Tragédia anunciada? Jovem morto por leoa tinha histórico de surtos e falta de tratamento

Por trás da imagem de ousadia que circulou nas redes sociais, existe um histórico de vulnerabilidades que marcou a vida do jovem.

A tragédia que ocorreu na manhã do último domingo, 30 de novembro, no Parque Zoobotânico Arruda Câmara, em João Pessoa, reacendeu um debate antigo sobre vulnerabilidade social e ausência de políticas de cuidado para pessoas com transtornos mentais. Gerson de Melo Machado, 19 anos, morreu após entrar no recinto da leoa Leona. O episódio que chocou visitantes e funcionários do zoológico.

Segundo informações das autoridades, Gerson escalou um muro de aproximadamente seis metros que contorna a área dos felinos. Sem ser percebido pelos vigilantes, ele se apoiou em uma árvore dentro do recinto e desceu até o solo. Em poucos segundos, foi atacado pela leoa. A cena aconteceu diante de dezenas de visitantes, separados por um vidro de proteção.

Por trás da imagem de ousadia que circulou nas redes sociais, existe um histórico de vulnerabilidades que marcou a vida do jovem. Ainda na infância, Gerson foi afastado da mãe, diagnosticada com esquizofrenia, condição que também atingia a avó materna. Na adolescência, ele recebeu diagnóstico de deficiência intelectual e esquizofrenia, mas o tratamento adequado nunca se consolidou.

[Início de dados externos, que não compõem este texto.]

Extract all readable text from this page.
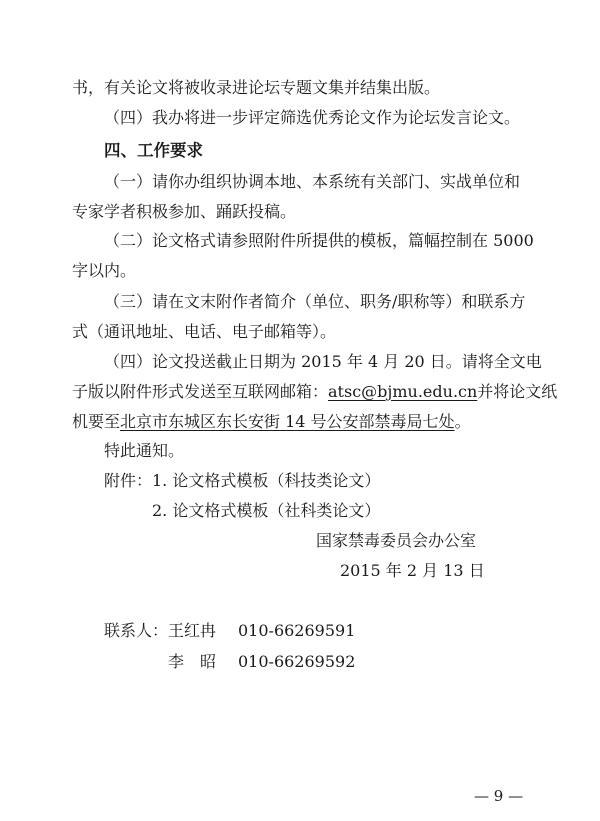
书，有关论文将被收录进论坛专题文集并结集出版。
（四）我办将进一步评定筛选优秀论文作为论坛发言论文。
四、工作要求
（一）请你办组织协调本地、本系统有关部门、实战单位和
专家学者积极参加、踊跃投稿。
（二）论文格式请参照附件所提供的模板，篇幅控制在 5000
字以内。
（三）请在文末附作者简介（单位、职务/职称等）和联系方
式（通讯地址、电话、电子邮箱等）。
（四）论文投送截止日期为 2015 年 4 月 20 日。请将全文电
子版以附件形式发送至互联网邮箱：atsc@bjmu.edu.cn并将论文纸
机要至北京市东城区东长安街 14 号公安部禁毒局七处。
特此通知。
附件： 1. 论文格式模板（科技类论文）
2. 论文格式模板（社科类论文）
国家禁毒委员会办公室
2015 年 2 月 13 日
联系人： 王红冉 010-66269591
李　昭 010-66269592
— 9 —
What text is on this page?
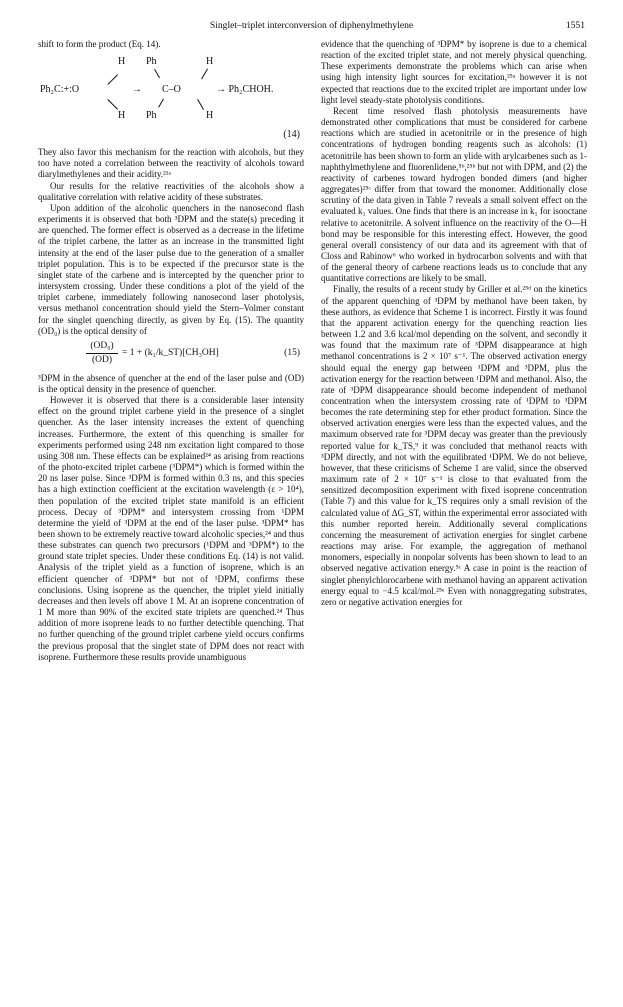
Singlet–triplet interconversion of diphenylmethylene	1551

shift to form the product (Eq. 14).

H Ph	H
Ph₂C:+:O	→ C–O	→ Ph₂CHOH.
H Ph	H
(14)

They also favor this mechanism for the reaction with alcohols, but they too have noted a correlation between the reactivity of alcohols toward diarylmethylenes and their acidity.²¹ᵃ

Our results for the relative reactivities of the alcohols show a qualitative correlation with relative acidity of these substrates.

Upon addition of the alcoholic quenchers in the nanosecond flash experiments it is observed that both ³DPM and the state(s) preceding it are quenched. The former effect is observed as a decrease in the lifetime of the triplet carbene, the latter as an increase in the transmitted light intensity at the end of the laser pulse due to the generation of a smaller triplet population. This is to be expected if the precursor state is the singlet state of the carbene and is intercepted by the quencher prior to intersystem crossing. Under these conditions a plot of the yield of the triplet carbene, immediately following nanosecond laser photolysis, versus methanol concentration should yield the Stern–Volmer constant for the singlet quenching directly, as given by Eq. (15). The quantity (OD₀) is the optical density of

$\frac{\text{(OD₀)}}{(OD)} = 1$ + (k₁/k_ST)[CH₃OH]	(15)

³DPM in the absence of quencher at the end of the laser pulse and (OD) is the optical density in the presence of quencher.

However it is observed that there is a considerable laser intensity effect on the ground triplet carbene yield in the presence of a singlet quencher. As the laser intensity increases the extent of quenching increases. Furthermore, the extent of this quenching is smaller for experiments performed using 248 nm excitation light compared to those using 308 nm. These effects can be explained²⁴ as arising from reactions of the photo-excited triplet carbene (³DPM*) which is formed within the 20 ns laser pulse. Since ³DPM is formed within 0.3 ns, and this species has a high extinction coefficient at the excitation wavelength (ε > 10⁴), then population of the excited triplet state manifold is an efficient process. Decay of ³DPM* and intersystem crossing from ¹DPM determine the yield of ³DPM at the end of the laser pulse. ³DPM* has been shown to be extremely reactive toward alcoholic species,²⁴ and thus these substrates can quench two precursors (¹DPM and ³DPM*) to the ground state triplet species. Under these conditions Eq. (14) is not valid. Analysis of the triplet yield as a function of isoprene, which is an efficient quencher of ³DPM* but not of ¹DPM, confirms these conclusions. Using isoprene as the quencher, the triplet yield initially decreases and then levels off above 1 M. At an isoprene concentration of 1 M more than 90% of the excited state triplets are quenched.²⁴ Thus addition of more isoprene leads to no further detectible quenching. That no further quenching of the ground triplet carbene yield occurs confirms the previous proposal that the singlet state of DPM does not react with isoprene. Furthermore these results provide unambiguous

evidence that the quenching of ³DPM* by isoprene is due to a chemical reaction of the excited triplet state, and not merely physical quenching. These experiments demonstrate the problems which can arise when using high intensity light sources for excitation,²⁵ᵃ however it is not expected that reactions due to the excited triplet are important under low light level steady-state photolysis conditions.

Recent time resolved flash photolysis measurements have demonstrated other complications that must be considered for carbene reactions which are studied in acetonitrile or in the presence of high concentrations of hydrogen bonding reagents such as alcohols: (1) acetonitrile has been shown to form an ylide with arylcarbenes such as 1-naphthylmethylene and fluorenlidene,⁵ᵇ,²⁵ᵇ but not with DPM, and (2) the reactivity of carbenes toward hydrogen bonded dimers (and higher aggregates)²⁵ᶜ differ from that toward the monomer. Additionally close scrutiny of the data given in Table 7 reveals a small solvent effect on the evaluated k₁ values. One finds that there is an increase in k₁ for isooctane relative to acetonitrile. A solvent influence on the reactivity of the O—H bond may be responsible for this interesting effect. However, the good general overall consistency of our data and its agreement with that of Closs and Rabinow⁶ who worked in hydrocarbon solvents and with that of the general theory of carbene reactions leads us to conclude that any quantitative corrections are likely to be small.

Finally, the results of a recent study by Griller et al.²⁵ᵈ on the kinetics of the apparent quenching of ³DPM by methanol have been taken, by these authors, as evidence that Scheme 1 is incorrect. Firstly it was found that the apparent activation energy for the quenching reaction lies between 1.2 and 3.6 kcal/mol depending on the solvent, and secondly it was found that the maximum rate of ³DPM disappearance at high methanol concentrations is 2 × 10⁷ s⁻¹. The observed activation energy should equal the energy gap between ¹DPM and ³DPM, plus the activation energy for the reaction between ¹DPM and methanol. Also, the rate of ³DPM disappearance should become independent of methanol concentration when the intersystem crossing rate of ¹DPM to ³DPM becomes the rate determining step for ether product formation. Since the observed activation energies were less than the expected values, and the maximum observed rate for ³DPM decay was greater than the previously reported value for k_TS,⁹ it was concluded that methanol reacts with ³DPM directly, and not with the equilibrated ¹DPM. We do not believe, however, that these criticisms of Scheme 1 are valid, since the observed maximum rate of 2 × 10⁷ s⁻¹ is close to that evaluated from the sensitized decomposition experiment with fixed isoprene concentration (Table 7) and this value for k_TS requires only a small revision of the calculated value of ΔG_ST, within the experimental error associated with this number reported herein. Additionally several complications concerning the measurement of activation energies for singlet carbene reactions may arise. For example, the aggregation of methanol monomers, especially in nonpolar solvents has been shown to lead to an observed negative activation energy.⁵ᶜ A case in point is the reaction of singlet phenylchlorocarbene with methanol having an apparent activation energy equal to −4.5 kcal/mol.²⁵ᵉ Even with nonaggregating substrates, zero or negative activation energies for
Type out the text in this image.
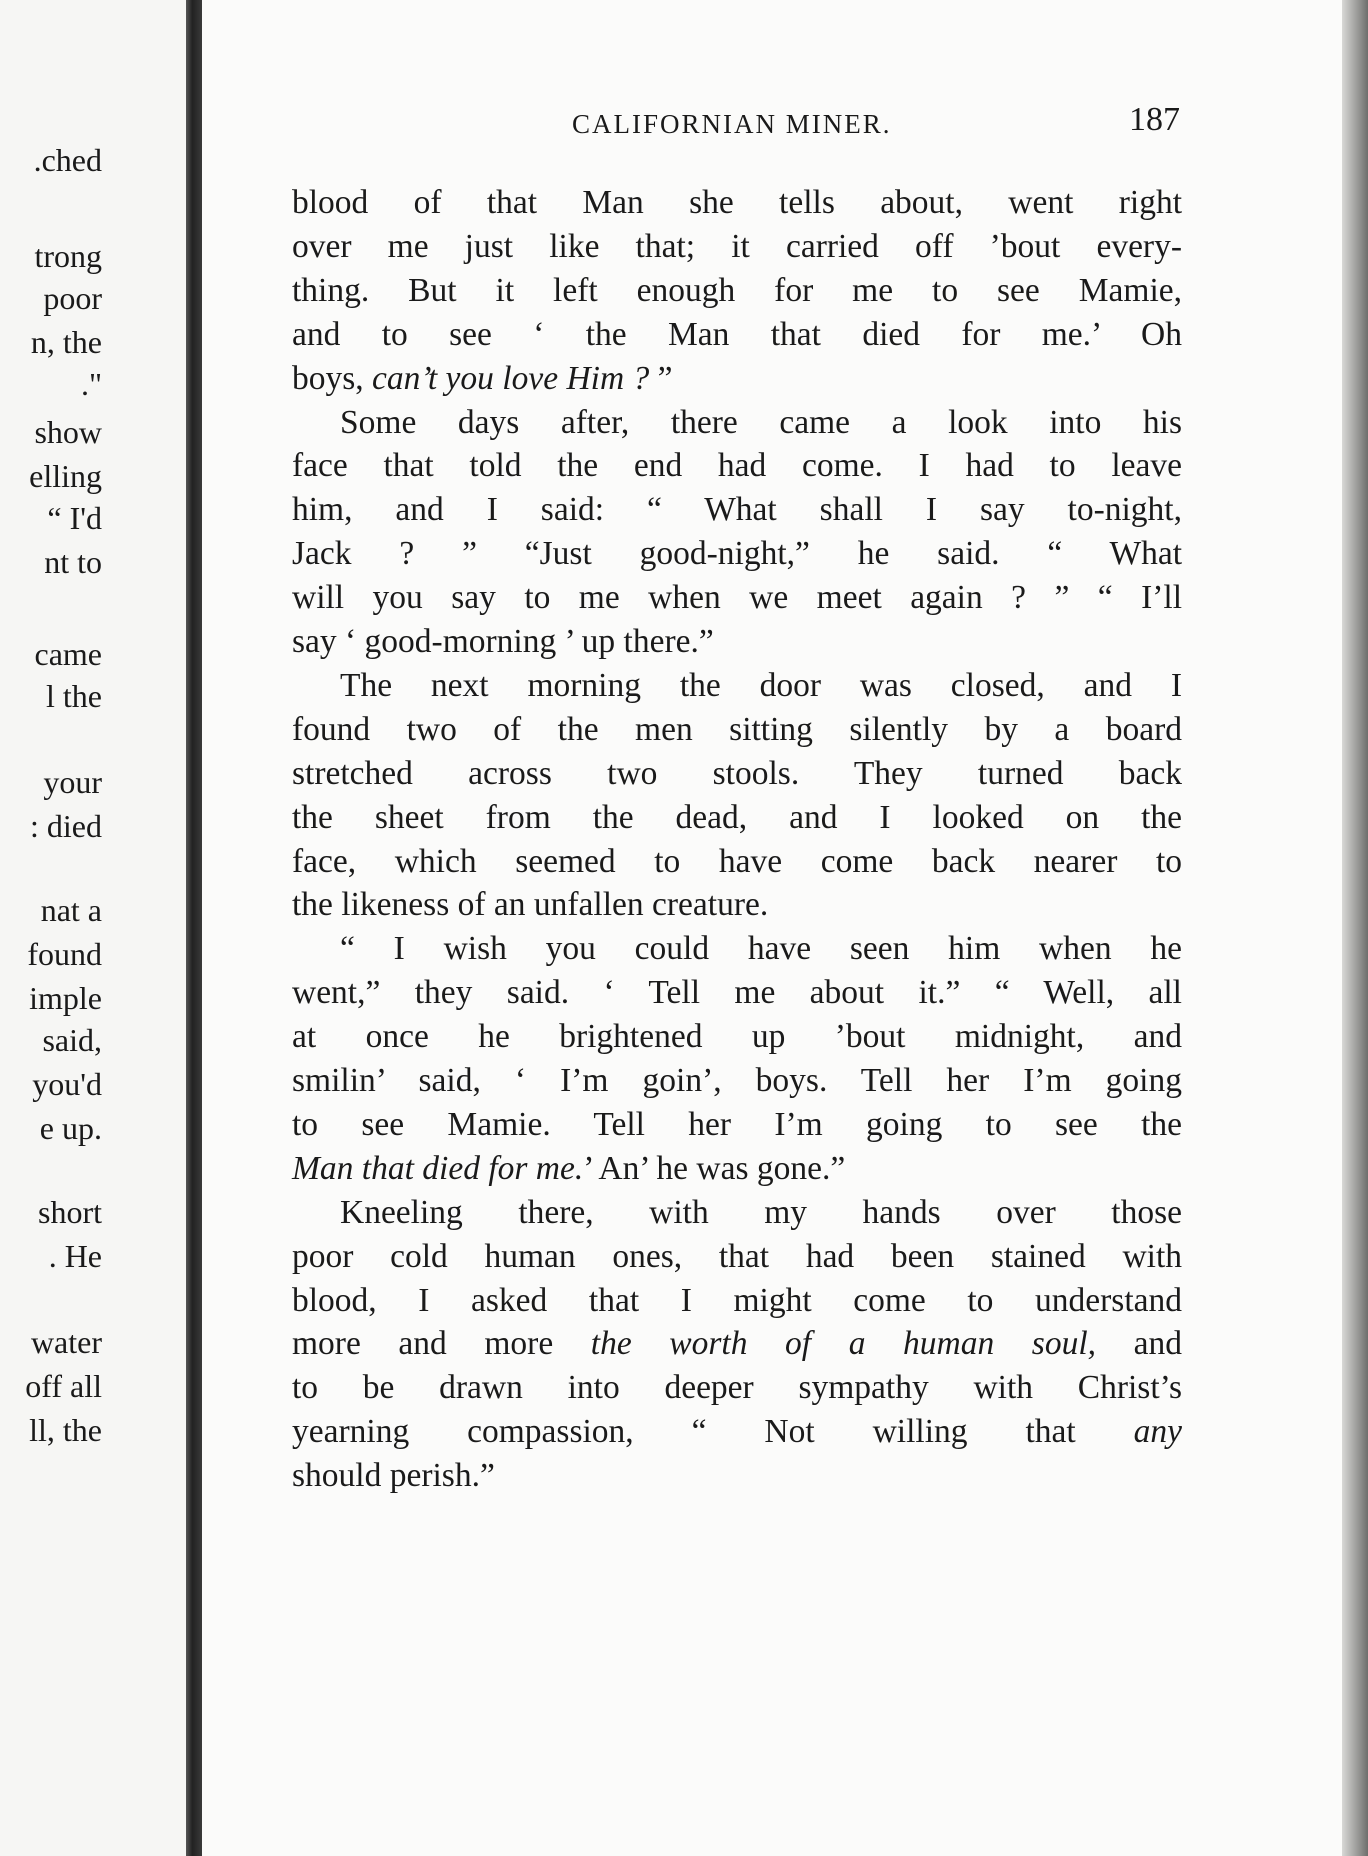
.ched
trong
poor
n, the
."
show
elling
“ I'd
nt to
came
l the
your
: died
nat a
found
imple
said,
you'd
e up.
short
. He
water
off all
ll, the
CALIFORNIAN MINER.	187
blood of that Man she tells about, went right
over me just like that; it carried off ’bout every-
thing. But it left enough for me to see Mamie,
and to see ‘ the Man that died for me.’ Oh
boys, can’t you love Him ? ”
Some days after, there came a look into his
face that told the end had come. I had to leave
him, and I said: “ What shall I say to-night,
Jack ? ” “Just good-night,” he said. “ What
will you say to me when we meet again ? ” “ I’ll
say ‘ good-morning ’ up there.”
The next morning the door was closed, and I
found two of the men sitting silently by a board
stretched across two stools. They turned back
the sheet from the dead, and I looked on the
face, which seemed to have come back nearer to
the likeness of an unfallen creature.
“ I wish you could have seen him when he
went,” they said. ‘ Tell me about it.” “ Well, all
at once he brightened up ’bout midnight, and
smilin’ said, ‘ I’m goin’, boys. Tell her I’m going
to see Mamie. Tell her I’m going to see the
Man that died for me.’ An’ he was gone.”
Kneeling there, with my hands over those
poor cold human ones, that had been stained with
blood, I asked that I might come to understand
more and more the worth of a human soul, and
to be drawn into deeper sympathy with Christ’s
yearning compassion, “ Not willing that any
should perish.”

“Ele sonhava em ser domador de leões”

Em reportagem do UOL, a conselheira tutelar Verônica Oliveira, que acompanhava o caso há quase uma década, afirmou que Gerson alimentava um sonho insistente: queria ir para a África para se tornar domador de leões.

“Ele uma vez foi pego já no trem de pouso de um avião que pensava ir para a África. Sorte que as câmeras viram. Ele tinha uma deficiência intelectual visível, mas só conseguiu diagnóstico quando entrou no sistema socioeducativo”, contou a conselheira à coluna.

Para ela, Gerson não tinha noção real do perigo e possivelmente estava em surto no momento da invasão. “Ele precisava de acompanhamento de saúde mental digno, mas não teve. Todo o poder público falhou com ele, com a família”, lamentou.

Histórico de fugas e abandono

O Conselho Tutelar registrou contato com Gerson pela primeira vez quando ele tinha 10 anos. Na época, policiais rodoviários federais o encontraram caminhando sozinho na beira da estrada, após fugir de um abrigo no município de Pedras de Fogo. Esse foi apenas um dos vários episódios que demonstravam sua vulnerabilidade e a ausência de uma rede de proteção efetiva.

Com o passar dos anos, ele alternou períodos em abrigos, na rua e sob acompanhamento parcial de órgãos públicos. A instabilidade, somada à falta de acesso contínuo a tratamento psiquiátrico, marcou sua trajetória até a fase adulta.

Uma morte anunciada?

A sucessão de negligências deixou marcas que, segundo especialistas ouvidos pela imprensa, desenham um retrato grave: o de um jovem que atravessou a infância e adolescência sem a estrutura mínima necessária para lidar com seus transtornos.

A invasão da jaula, vista inicialmente como um ato extremo e inexplicável, passa a ser compreendida, para quem acompanhava sua vida, como o desfecho de uma série de omissões.

A morte de Gerson, além da repercussão nacional, reacende cobranças por parte de profissionais da assistência social e da saúde mental, que pedem protocolos mais eficientes e articulação entre Estados e municípios para evitar que histórias semelhantes terminem da mesma forma.